Jorge Magalhães Correia, Presidente do Conselho de Administração da Fidelidade, anunciou este sábado, em Lisboa, durante um evento com diversos stakeholders da companhia, que será criada a Fundação Fidelidade no próximo ano. Ele revelou esta informação em “primeira-mão”, afirmando que “o objetivo é transformar o nosso contributo para a sociedade em algo duradouro e permanente”, para uma plateia de 4.000 pessoas.
A Fidelidade tem como meta contribuir para o desenvolvimento de uma sociedade sustentável. Para isso, criou o compromisso We Care, que, com a Fundação, passará a beneficiar não apenas os clientes da Fidelidade, mas a sociedade civil em geral.
“A Fundação We Care Fidelidade terá uma missão que vai além do cultural, porém, este não será o seu foco principal”, declarou o Chairman da Fidelidade.
“Não queremos que seja apenas mais uma fundação”, acrescentou, ressaltando a necessidade de realizar algo distinto, mas concreto, alinhado com a expertise da companhia. Ele destacou que a fundação terá como eixo central a Longevidade e a questão das mortes precoces, lembrando que a taxa de mortalidade antes dos 70 anos é alta em Portugal. “De acordo com alguns estudos, aproximadamente 65% dessas mortes poderiam ter sido evitadas ou prevenidas”, afirmou.

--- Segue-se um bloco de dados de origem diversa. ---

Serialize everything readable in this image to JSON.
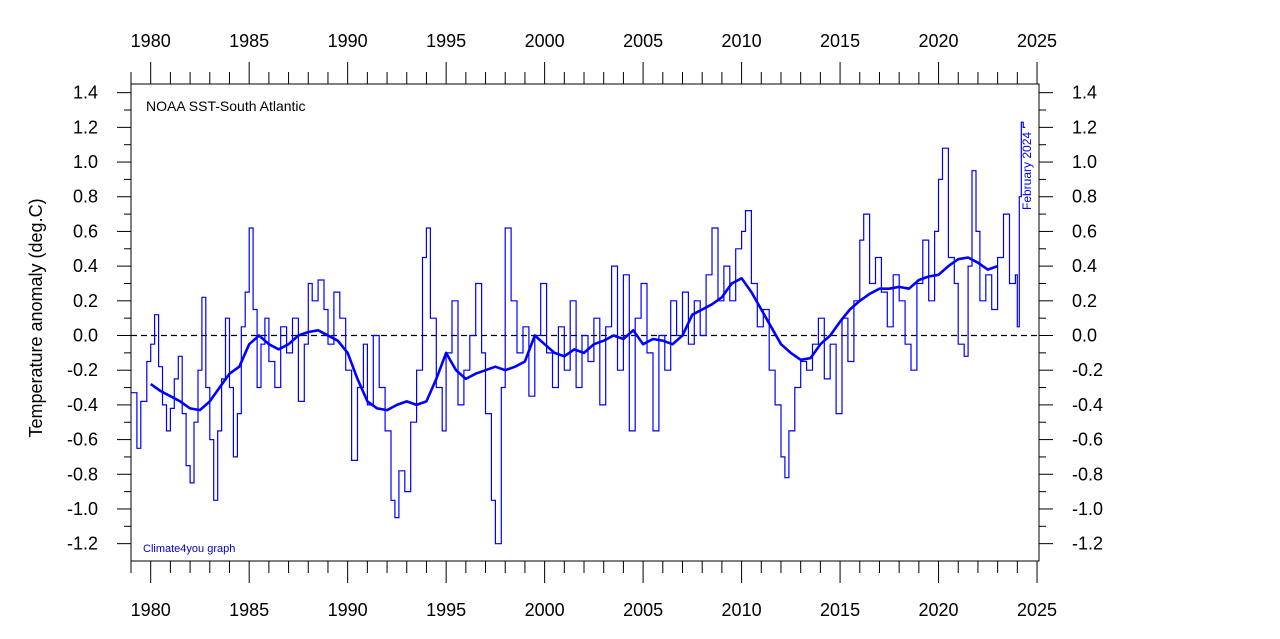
{
  "chart_data": {
    "type": "line",
    "title": "NOAA SST-South Atlantic",
    "ylabel": "Temperature anomaly (deg.C)",
    "xlabel": "",
    "credit": "Climate4you graph",
    "annotation": "February 2024",
    "xlim": [
      1979,
      2025.1
    ],
    "ylim": [
      -1.3,
      1.45
    ],
    "x_ticks": [
      1980,
      1985,
      1990,
      1995,
      2000,
      2005,
      2010,
      2015,
      2020,
      2025
    ],
    "y_ticks": [
      -1.2,
      -1.0,
      -0.8,
      -0.6,
      -0.4,
      -0.2,
      0.0,
      0.2,
      0.4,
      0.6,
      0.8,
      1.0,
      1.2,
      1.4
    ],
    "y_tick_labels": [
      "-1.2",
      "-1.0",
      "-0.8",
      "-0.6",
      "-0.4",
      "-0.2",
      "0.0",
      "0.2",
      "0.4",
      "0.6",
      "0.8",
      "1.0",
      "1.2",
      "1.4"
    ],
    "reference_line": 0.0,
    "grid": false,
    "colors": {
      "series": "#0000ff",
      "reference": "#000000"
    },
    "series": [
      {
        "role": "monthly",
        "style": "step",
        "points": [
          [
            1979.0,
            -0.33
          ],
          [
            1979.3,
            -0.65
          ],
          [
            1979.5,
            -0.38
          ],
          [
            1979.8,
            -0.15
          ],
          [
            1980.0,
            -0.05
          ],
          [
            1980.2,
            0.12
          ],
          [
            1980.4,
            -0.18
          ],
          [
            1980.6,
            -0.4
          ],
          [
            1980.8,
            -0.55
          ],
          [
            1981.0,
            -0.42
          ],
          [
            1981.2,
            -0.25
          ],
          [
            1981.4,
            -0.12
          ],
          [
            1981.6,
            -0.45
          ],
          [
            1981.8,
            -0.75
          ],
          [
            1982.0,
            -0.85
          ],
          [
            1982.2,
            -0.5
          ],
          [
            1982.4,
            -0.2
          ],
          [
            1982.6,
            0.22
          ],
          [
            1982.8,
            -0.3
          ],
          [
            1983.0,
            -0.6
          ],
          [
            1983.2,
            -0.95
          ],
          [
            1983.4,
            -0.55
          ],
          [
            1983.6,
            -0.25
          ],
          [
            1983.8,
            0.1
          ],
          [
            1984.0,
            -0.3
          ],
          [
            1984.2,
            -0.7
          ],
          [
            1984.4,
            -0.45
          ],
          [
            1984.6,
            0.05
          ],
          [
            1984.8,
            0.25
          ],
          [
            1985.0,
            0.62
          ],
          [
            1985.2,
            0.15
          ],
          [
            1985.4,
            -0.3
          ],
          [
            1985.6,
            -0.05
          ],
          [
            1985.8,
            0.1
          ],
          [
            1986.0,
            -0.15
          ],
          [
            1986.3,
            -0.3
          ],
          [
            1986.6,
            0.05
          ],
          [
            1986.9,
            -0.1
          ],
          [
            1987.2,
            0.1
          ],
          [
            1987.5,
            -0.38
          ],
          [
            1987.8,
            -0.05
          ],
          [
            1988.0,
            0.3
          ],
          [
            1988.2,
            0.2
          ],
          [
            1988.5,
            0.32
          ],
          [
            1988.8,
            0.15
          ],
          [
            1989.0,
            -0.05
          ],
          [
            1989.3,
            0.25
          ],
          [
            1989.6,
            0.1
          ],
          [
            1989.9,
            -0.2
          ],
          [
            1990.2,
            -0.72
          ],
          [
            1990.5,
            -0.3
          ],
          [
            1990.8,
            -0.05
          ],
          [
            1991.0,
            -0.4
          ],
          [
            1991.3,
            0.0
          ],
          [
            1991.6,
            -0.3
          ],
          [
            1991.9,
            -0.55
          ],
          [
            1992.2,
            -0.95
          ],
          [
            1992.4,
            -1.05
          ],
          [
            1992.6,
            -0.78
          ],
          [
            1992.9,
            -0.9
          ],
          [
            1993.2,
            -0.5
          ],
          [
            1993.5,
            -0.2
          ],
          [
            1993.8,
            0.45
          ],
          [
            1994.0,
            0.62
          ],
          [
            1994.2,
            0.1
          ],
          [
            1994.5,
            -0.3
          ],
          [
            1994.8,
            -0.55
          ],
          [
            1995.0,
            -0.1
          ],
          [
            1995.3,
            0.2
          ],
          [
            1995.6,
            -0.4
          ],
          [
            1995.9,
            -0.2
          ],
          [
            1996.2,
            0.0
          ],
          [
            1996.5,
            0.3
          ],
          [
            1996.8,
            -0.1
          ],
          [
            1997.0,
            -0.45
          ],
          [
            1997.3,
            -0.95
          ],
          [
            1997.5,
            -1.2
          ],
          [
            1997.8,
            -0.3
          ],
          [
            1998.0,
            0.62
          ],
          [
            1998.3,
            0.2
          ],
          [
            1998.6,
            -0.1
          ],
          [
            1998.9,
            0.05
          ],
          [
            1999.2,
            -0.35
          ],
          [
            1999.5,
            0.0
          ],
          [
            1999.8,
            0.3
          ],
          [
            2000.1,
            -0.1
          ],
          [
            2000.4,
            -0.3
          ],
          [
            2000.7,
            0.05
          ],
          [
            2001.0,
            -0.2
          ],
          [
            2001.3,
            0.2
          ],
          [
            2001.6,
            -0.3
          ],
          [
            2001.9,
            0.0
          ],
          [
            2002.2,
            -0.15
          ],
          [
            2002.5,
            0.1
          ],
          [
            2002.8,
            -0.4
          ],
          [
            2003.1,
            0.05
          ],
          [
            2003.4,
            0.4
          ],
          [
            2003.7,
            -0.2
          ],
          [
            2004.0,
            0.35
          ],
          [
            2004.3,
            -0.55
          ],
          [
            2004.6,
            0.1
          ],
          [
            2004.9,
            0.3
          ],
          [
            2005.2,
            -0.1
          ],
          [
            2005.5,
            -0.55
          ],
          [
            2005.8,
            0.0
          ],
          [
            2006.1,
            -0.2
          ],
          [
            2006.4,
            0.2
          ],
          [
            2006.7,
            0.0
          ],
          [
            2007.0,
            0.25
          ],
          [
            2007.3,
            -0.05
          ],
          [
            2007.6,
            0.2
          ],
          [
            2007.9,
            0.0
          ],
          [
            2008.2,
            0.35
          ],
          [
            2008.5,
            0.62
          ],
          [
            2008.8,
            0.2
          ],
          [
            2009.1,
            0.4
          ],
          [
            2009.4,
            0.2
          ],
          [
            2009.7,
            0.5
          ],
          [
            2010.0,
            0.6
          ],
          [
            2010.2,
            0.72
          ],
          [
            2010.5,
            0.3
          ],
          [
            2010.8,
            0.05
          ],
          [
            2011.1,
            0.15
          ],
          [
            2011.4,
            -0.2
          ],
          [
            2011.7,
            -0.4
          ],
          [
            2012.0,
            -0.7
          ],
          [
            2012.2,
            -0.82
          ],
          [
            2012.4,
            -0.55
          ],
          [
            2012.7,
            -0.3
          ],
          [
            2013.0,
            -0.15
          ],
          [
            2013.3,
            -0.2
          ],
          [
            2013.6,
            -0.05
          ],
          [
            2013.9,
            0.1
          ],
          [
            2014.2,
            -0.25
          ],
          [
            2014.5,
            -0.05
          ],
          [
            2014.8,
            -0.45
          ],
          [
            2015.1,
            0.1
          ],
          [
            2015.4,
            -0.15
          ],
          [
            2015.7,
            0.2
          ],
          [
            2016.0,
            0.55
          ],
          [
            2016.2,
            0.7
          ],
          [
            2016.5,
            0.3
          ],
          [
            2016.8,
            0.45
          ],
          [
            2017.1,
            0.25
          ],
          [
            2017.4,
            0.05
          ],
          [
            2017.7,
            0.35
          ],
          [
            2018.0,
            0.2
          ],
          [
            2018.3,
            -0.05
          ],
          [
            2018.6,
            -0.2
          ],
          [
            2018.9,
            0.3
          ],
          [
            2019.2,
            0.55
          ],
          [
            2019.5,
            0.2
          ],
          [
            2019.8,
            0.6
          ],
          [
            2020.0,
            0.9
          ],
          [
            2020.2,
            1.08
          ],
          [
            2020.5,
            0.45
          ],
          [
            2020.8,
            0.3
          ],
          [
            2021.0,
            -0.05
          ],
          [
            2021.3,
            -0.12
          ],
          [
            2021.5,
            0.4
          ],
          [
            2021.7,
            0.95
          ],
          [
            2021.9,
            0.6
          ],
          [
            2022.1,
            0.2
          ],
          [
            2022.4,
            0.35
          ],
          [
            2022.7,
            0.15
          ],
          [
            2023.0,
            0.45
          ],
          [
            2023.3,
            0.7
          ],
          [
            2023.6,
            0.3
          ],
          [
            2023.9,
            0.35
          ],
          [
            2024.0,
            0.05
          ],
          [
            2024.1,
            0.8
          ],
          [
            2024.2,
            1.23
          ],
          [
            2024.3,
            1.2
          ]
        ]
      },
      {
        "role": "running-mean",
        "style": "line",
        "points": [
          [
            1980.0,
            -0.28
          ],
          [
            1980.5,
            -0.32
          ],
          [
            1981.0,
            -0.35
          ],
          [
            1981.5,
            -0.38
          ],
          [
            1982.0,
            -0.42
          ],
          [
            1982.5,
            -0.43
          ],
          [
            1983.0,
            -0.38
          ],
          [
            1983.5,
            -0.3
          ],
          [
            1984.0,
            -0.22
          ],
          [
            1984.5,
            -0.18
          ],
          [
            1985.0,
            -0.05
          ],
          [
            1985.5,
            0.0
          ],
          [
            1986.0,
            -0.05
          ],
          [
            1986.5,
            -0.08
          ],
          [
            1987.0,
            -0.05
          ],
          [
            1987.5,
            0.0
          ],
          [
            1988.0,
            0.02
          ],
          [
            1988.5,
            0.03
          ],
          [
            1989.0,
            0.0
          ],
          [
            1989.5,
            -0.03
          ],
          [
            1990.0,
            -0.1
          ],
          [
            1990.5,
            -0.25
          ],
          [
            1991.0,
            -0.38
          ],
          [
            1991.5,
            -0.42
          ],
          [
            1992.0,
            -0.43
          ],
          [
            1992.5,
            -0.4
          ],
          [
            1993.0,
            -0.38
          ],
          [
            1993.5,
            -0.4
          ],
          [
            1994.0,
            -0.38
          ],
          [
            1994.5,
            -0.25
          ],
          [
            1995.0,
            -0.1
          ],
          [
            1995.5,
            -0.2
          ],
          [
            1996.0,
            -0.25
          ],
          [
            1996.5,
            -0.22
          ],
          [
            1997.0,
            -0.2
          ],
          [
            1997.5,
            -0.18
          ],
          [
            1998.0,
            -0.2
          ],
          [
            1998.5,
            -0.18
          ],
          [
            1999.0,
            -0.15
          ],
          [
            1999.5,
            0.0
          ],
          [
            2000.0,
            -0.05
          ],
          [
            2000.5,
            -0.1
          ],
          [
            2001.0,
            -0.12
          ],
          [
            2001.5,
            -0.08
          ],
          [
            2002.0,
            -0.1
          ],
          [
            2002.5,
            -0.05
          ],
          [
            2003.0,
            -0.03
          ],
          [
            2003.5,
            0.0
          ],
          [
            2004.0,
            -0.02
          ],
          [
            2004.5,
            0.03
          ],
          [
            2005.0,
            -0.05
          ],
          [
            2005.5,
            -0.02
          ],
          [
            2006.0,
            -0.03
          ],
          [
            2006.5,
            -0.05
          ],
          [
            2007.0,
            0.0
          ],
          [
            2007.5,
            0.12
          ],
          [
            2008.0,
            0.15
          ],
          [
            2008.5,
            0.18
          ],
          [
            2009.0,
            0.22
          ],
          [
            2009.5,
            0.3
          ],
          [
            2010.0,
            0.33
          ],
          [
            2010.5,
            0.25
          ],
          [
            2011.0,
            0.15
          ],
          [
            2011.5,
            0.05
          ],
          [
            2012.0,
            -0.05
          ],
          [
            2012.5,
            -0.1
          ],
          [
            2013.0,
            -0.14
          ],
          [
            2013.5,
            -0.13
          ],
          [
            2014.0,
            -0.05
          ],
          [
            2014.5,
            0.0
          ],
          [
            2015.0,
            0.08
          ],
          [
            2015.5,
            0.15
          ],
          [
            2016.0,
            0.2
          ],
          [
            2016.5,
            0.24
          ],
          [
            2017.0,
            0.27
          ],
          [
            2017.5,
            0.27
          ],
          [
            2018.0,
            0.28
          ],
          [
            2018.5,
            0.27
          ],
          [
            2019.0,
            0.32
          ],
          [
            2019.5,
            0.34
          ],
          [
            2020.0,
            0.35
          ],
          [
            2020.5,
            0.4
          ],
          [
            2021.0,
            0.44
          ],
          [
            2021.5,
            0.45
          ],
          [
            2022.0,
            0.42
          ],
          [
            2022.5,
            0.38
          ],
          [
            2023.0,
            0.4
          ]
        ]
      }
    ]
  }
}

No MEO Arena, a Fidelidade reuniu seus colaboradores e outros profissionais de áreas correlatas para “Pensar Maior” sobre Distribuição, Longevidade e o Cliente, com o intuito de compartilhar a visão estratégica do Grupo Fidelidade para os próximos anos.
Presentes na plateia estavam o presidente e fundador da Fosun, Guo Guangchang, e António Farinha de Morais, chairman da CGD.
“As empresas são aquilo que os acionistas permitem que elas sejam”, concluiu Jorge Magalhães Correia.